Well, it needs to because how much is obesity costing right now? It's a damn sight more than a few million doses of Mounjaro would that's for sure.
Currently 1.5M people in the UK are paying privately for the drug through reputable online companies. That's what I did with a company called Juniper and with its help, guidance and monitored weight loss programme I managed to lose nearly four stones in nine months.
Of course, I get the fact that not everyone can afford the £200-odd a month Mounjaro costs but why doesn't the NHS think about helping to subsidise that. Why not help people to pay privately (then it's not as big as burden on the NHS) with a kind of subsidy.
The Government pays some money, the overweight person pays the rest. That way people will still be buying from reputable companies like Juniper and others but they'll be checked and monitored all the way through their weight loss journey in a way that GPs just don't have time for.

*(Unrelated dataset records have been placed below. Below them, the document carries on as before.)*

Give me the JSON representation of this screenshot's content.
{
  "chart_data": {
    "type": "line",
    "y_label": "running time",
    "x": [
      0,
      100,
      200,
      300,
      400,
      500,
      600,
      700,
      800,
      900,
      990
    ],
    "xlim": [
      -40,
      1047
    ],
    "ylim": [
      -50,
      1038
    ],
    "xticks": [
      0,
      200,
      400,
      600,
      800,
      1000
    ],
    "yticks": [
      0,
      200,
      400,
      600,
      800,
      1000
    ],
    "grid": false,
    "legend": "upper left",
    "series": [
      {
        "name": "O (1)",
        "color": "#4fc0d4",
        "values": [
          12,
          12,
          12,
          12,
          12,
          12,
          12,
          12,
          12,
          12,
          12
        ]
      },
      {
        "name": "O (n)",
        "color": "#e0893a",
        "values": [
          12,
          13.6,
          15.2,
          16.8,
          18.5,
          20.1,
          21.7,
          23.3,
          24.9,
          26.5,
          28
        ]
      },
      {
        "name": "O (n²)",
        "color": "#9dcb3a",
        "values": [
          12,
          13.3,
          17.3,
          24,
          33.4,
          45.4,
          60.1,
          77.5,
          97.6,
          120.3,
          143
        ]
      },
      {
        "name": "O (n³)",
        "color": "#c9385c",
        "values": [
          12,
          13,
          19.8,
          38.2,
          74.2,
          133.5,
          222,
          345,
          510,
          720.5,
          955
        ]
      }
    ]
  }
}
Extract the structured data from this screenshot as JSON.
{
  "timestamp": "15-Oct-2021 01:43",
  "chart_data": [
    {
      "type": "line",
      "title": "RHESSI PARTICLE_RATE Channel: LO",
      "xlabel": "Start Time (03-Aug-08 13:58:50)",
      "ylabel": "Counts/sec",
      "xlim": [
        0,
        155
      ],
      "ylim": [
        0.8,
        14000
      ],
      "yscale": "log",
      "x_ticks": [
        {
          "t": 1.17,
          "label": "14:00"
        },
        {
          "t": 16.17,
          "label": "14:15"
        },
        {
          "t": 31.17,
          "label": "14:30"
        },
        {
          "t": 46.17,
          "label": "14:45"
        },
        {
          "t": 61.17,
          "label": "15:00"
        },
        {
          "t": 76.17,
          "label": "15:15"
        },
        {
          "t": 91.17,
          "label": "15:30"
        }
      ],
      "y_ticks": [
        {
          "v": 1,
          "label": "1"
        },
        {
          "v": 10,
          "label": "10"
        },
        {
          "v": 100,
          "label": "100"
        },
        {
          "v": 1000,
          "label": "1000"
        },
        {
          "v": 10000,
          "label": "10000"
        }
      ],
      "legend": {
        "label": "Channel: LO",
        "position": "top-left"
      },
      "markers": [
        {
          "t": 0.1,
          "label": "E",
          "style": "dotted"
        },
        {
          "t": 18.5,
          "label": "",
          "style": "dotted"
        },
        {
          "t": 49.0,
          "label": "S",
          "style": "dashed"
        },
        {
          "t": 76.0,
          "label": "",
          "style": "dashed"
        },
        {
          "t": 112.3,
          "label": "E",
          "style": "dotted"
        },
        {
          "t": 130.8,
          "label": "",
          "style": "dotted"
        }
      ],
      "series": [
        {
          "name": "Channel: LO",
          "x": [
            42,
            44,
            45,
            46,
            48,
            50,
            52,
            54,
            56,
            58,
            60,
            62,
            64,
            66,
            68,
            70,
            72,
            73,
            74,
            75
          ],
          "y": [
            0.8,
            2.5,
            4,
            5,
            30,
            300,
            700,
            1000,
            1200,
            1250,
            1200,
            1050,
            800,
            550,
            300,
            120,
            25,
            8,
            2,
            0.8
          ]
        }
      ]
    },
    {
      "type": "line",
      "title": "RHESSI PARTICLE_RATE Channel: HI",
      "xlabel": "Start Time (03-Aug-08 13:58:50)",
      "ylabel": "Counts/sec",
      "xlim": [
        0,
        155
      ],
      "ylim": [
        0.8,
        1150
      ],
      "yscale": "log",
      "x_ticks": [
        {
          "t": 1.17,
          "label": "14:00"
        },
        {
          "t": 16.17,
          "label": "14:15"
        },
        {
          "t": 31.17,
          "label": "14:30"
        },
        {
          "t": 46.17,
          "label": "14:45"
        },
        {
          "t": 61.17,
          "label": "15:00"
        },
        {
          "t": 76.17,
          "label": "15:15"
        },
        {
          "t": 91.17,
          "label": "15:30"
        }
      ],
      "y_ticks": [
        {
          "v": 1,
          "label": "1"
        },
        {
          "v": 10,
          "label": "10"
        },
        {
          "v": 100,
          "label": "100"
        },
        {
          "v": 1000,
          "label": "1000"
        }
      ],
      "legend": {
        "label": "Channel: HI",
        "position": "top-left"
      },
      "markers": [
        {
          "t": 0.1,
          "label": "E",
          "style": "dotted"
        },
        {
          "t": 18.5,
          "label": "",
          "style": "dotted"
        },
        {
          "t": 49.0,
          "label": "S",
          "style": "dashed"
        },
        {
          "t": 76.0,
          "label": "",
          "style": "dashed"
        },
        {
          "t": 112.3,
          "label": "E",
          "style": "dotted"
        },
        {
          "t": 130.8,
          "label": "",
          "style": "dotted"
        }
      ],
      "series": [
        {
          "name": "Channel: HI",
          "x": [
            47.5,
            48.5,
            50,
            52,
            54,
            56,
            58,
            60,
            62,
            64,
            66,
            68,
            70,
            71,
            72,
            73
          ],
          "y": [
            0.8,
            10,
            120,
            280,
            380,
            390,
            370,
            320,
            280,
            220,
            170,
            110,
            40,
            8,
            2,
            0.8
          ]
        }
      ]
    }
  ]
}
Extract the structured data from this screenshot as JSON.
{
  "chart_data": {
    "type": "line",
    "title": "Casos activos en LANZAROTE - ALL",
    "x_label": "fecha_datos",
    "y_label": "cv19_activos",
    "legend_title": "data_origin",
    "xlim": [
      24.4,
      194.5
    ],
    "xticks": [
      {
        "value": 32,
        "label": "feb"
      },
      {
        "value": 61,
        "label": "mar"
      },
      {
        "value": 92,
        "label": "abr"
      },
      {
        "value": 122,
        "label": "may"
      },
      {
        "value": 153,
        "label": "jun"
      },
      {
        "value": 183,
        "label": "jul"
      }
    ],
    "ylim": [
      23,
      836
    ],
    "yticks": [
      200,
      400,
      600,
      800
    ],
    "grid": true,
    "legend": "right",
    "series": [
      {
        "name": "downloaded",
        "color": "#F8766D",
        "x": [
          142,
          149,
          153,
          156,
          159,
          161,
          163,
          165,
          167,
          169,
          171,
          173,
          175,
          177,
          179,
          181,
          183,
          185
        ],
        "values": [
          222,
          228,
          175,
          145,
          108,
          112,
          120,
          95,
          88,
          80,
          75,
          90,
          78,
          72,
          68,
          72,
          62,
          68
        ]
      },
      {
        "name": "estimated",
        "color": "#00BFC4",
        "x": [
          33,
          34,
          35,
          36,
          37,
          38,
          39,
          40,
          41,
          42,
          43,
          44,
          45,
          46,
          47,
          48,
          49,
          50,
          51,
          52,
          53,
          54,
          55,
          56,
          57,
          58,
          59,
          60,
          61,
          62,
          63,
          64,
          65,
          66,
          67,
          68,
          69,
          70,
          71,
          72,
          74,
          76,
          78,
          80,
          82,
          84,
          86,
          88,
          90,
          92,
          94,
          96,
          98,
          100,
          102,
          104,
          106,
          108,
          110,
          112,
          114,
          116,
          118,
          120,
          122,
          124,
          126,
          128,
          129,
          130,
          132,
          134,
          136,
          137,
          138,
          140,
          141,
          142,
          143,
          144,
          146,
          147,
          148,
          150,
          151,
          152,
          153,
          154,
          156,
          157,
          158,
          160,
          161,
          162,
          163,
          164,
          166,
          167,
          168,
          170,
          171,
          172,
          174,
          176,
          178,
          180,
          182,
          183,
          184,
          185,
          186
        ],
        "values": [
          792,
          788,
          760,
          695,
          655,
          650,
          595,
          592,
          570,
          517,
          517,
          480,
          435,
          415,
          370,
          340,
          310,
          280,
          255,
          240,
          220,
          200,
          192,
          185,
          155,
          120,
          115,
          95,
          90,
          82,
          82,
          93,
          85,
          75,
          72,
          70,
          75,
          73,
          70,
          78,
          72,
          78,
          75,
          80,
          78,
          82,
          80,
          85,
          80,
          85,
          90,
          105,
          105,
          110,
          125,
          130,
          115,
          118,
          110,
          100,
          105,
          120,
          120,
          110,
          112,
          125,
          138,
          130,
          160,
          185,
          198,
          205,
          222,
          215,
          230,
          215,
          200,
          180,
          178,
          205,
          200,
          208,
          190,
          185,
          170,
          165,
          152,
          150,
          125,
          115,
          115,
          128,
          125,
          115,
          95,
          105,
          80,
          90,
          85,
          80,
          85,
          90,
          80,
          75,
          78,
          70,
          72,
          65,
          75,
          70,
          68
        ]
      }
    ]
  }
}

THAT would also ease the burden on GPs who are already complaining that having to deal with Mounjaro will increase their workload - although I'm not sure how. If GPs properly got on board with this drug - and many still aren't - it would hugely reduce strokes, heart problems, cancer-related problems and blood pressure problems.
On the one hand we have a rocketing obesity crisis in this country which is putting a massive burden on the NHS and on the other we have a drug that is making massive inroads into the problem. Which is why the NHS needs to get serious about using it. Because the cost of doing nothing is too great!